We can add plots within our table as well! While maybe not completely necessary in this instance, it can be a helpful tool to have!
table_w_plots <- lobsters %>%
# Calculate total cpue for each year
group_by(year) %>%
summarize(
total_cpue = sum(cpue, na.rm = TRUE),
dist_cpue = list(cpue),
.groups = "drop") %>%
arrange(year) %>%
# Create gt table
gt() %>%
tab_header(
title = "European Lobster Catch Totals and Distribution (2006-2010)",
subtitle = "Total Catch Per Unit Effort (CPUE)") %>%
cols_label(
year = "Year",
total_cpue = "Total CPUE",
dist_cpue = "Density CPUE") %>%
# Add in line density plots
gtExtras::gt_plt_dist(
dist_cpue,
type = "density",
line_color = "blue",
fill_color = "red")
table_w_plots | European Lobster Catch Totals and Distribution (2006-2010) | ||
| Total Catch Per Unit Effort (CPUE) | ||
| Year | Total CPUE | Density CPUE |
|---|---|---|
| 2006 | 426 | |
| 2007 | 638 | |
| 2008 | 767 | |
| 2009 | 1118 | |
| 2010 | 1087 | |
#install.packages("praise")
#install.packages("cowsay")
#install.packages("beepr")
library(praise)
library(cowsay)
library(beepr)
say("All done making some beautiful tables! :) ", "whale"); beep(3)

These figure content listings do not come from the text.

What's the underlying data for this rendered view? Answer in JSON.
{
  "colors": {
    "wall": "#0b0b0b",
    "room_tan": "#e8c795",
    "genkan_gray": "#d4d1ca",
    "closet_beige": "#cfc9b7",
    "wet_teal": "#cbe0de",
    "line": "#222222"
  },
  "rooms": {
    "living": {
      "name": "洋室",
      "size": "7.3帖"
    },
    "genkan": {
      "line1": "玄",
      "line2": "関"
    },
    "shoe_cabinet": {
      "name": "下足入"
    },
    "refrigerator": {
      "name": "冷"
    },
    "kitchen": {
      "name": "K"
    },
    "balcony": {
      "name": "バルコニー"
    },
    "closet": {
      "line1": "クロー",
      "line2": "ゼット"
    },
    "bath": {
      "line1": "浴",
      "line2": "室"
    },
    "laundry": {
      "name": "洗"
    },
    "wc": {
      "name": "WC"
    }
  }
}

___________________________________________
< All done making some beautiful tables! :) >
-------------------------------------------
\
\
.-'
'--./ / _.---.
'-, (__..-` \
\ . |
`,.__. ,__.--/
'._/_.'___.-`
Activity 2: Buntaine Policy Study Reading Comprehension Check
With your group, answer the following questions from the Buntaine article.
- What prompted this study?
- How were the treatment and control groups formed?
- Discuss the matched-pairs design of the study. How were neighborhoods paired? Create a diagram if helpful!
- Was the social competition strategy effective?
- What was the primary metric for assessing the impact of the social competition?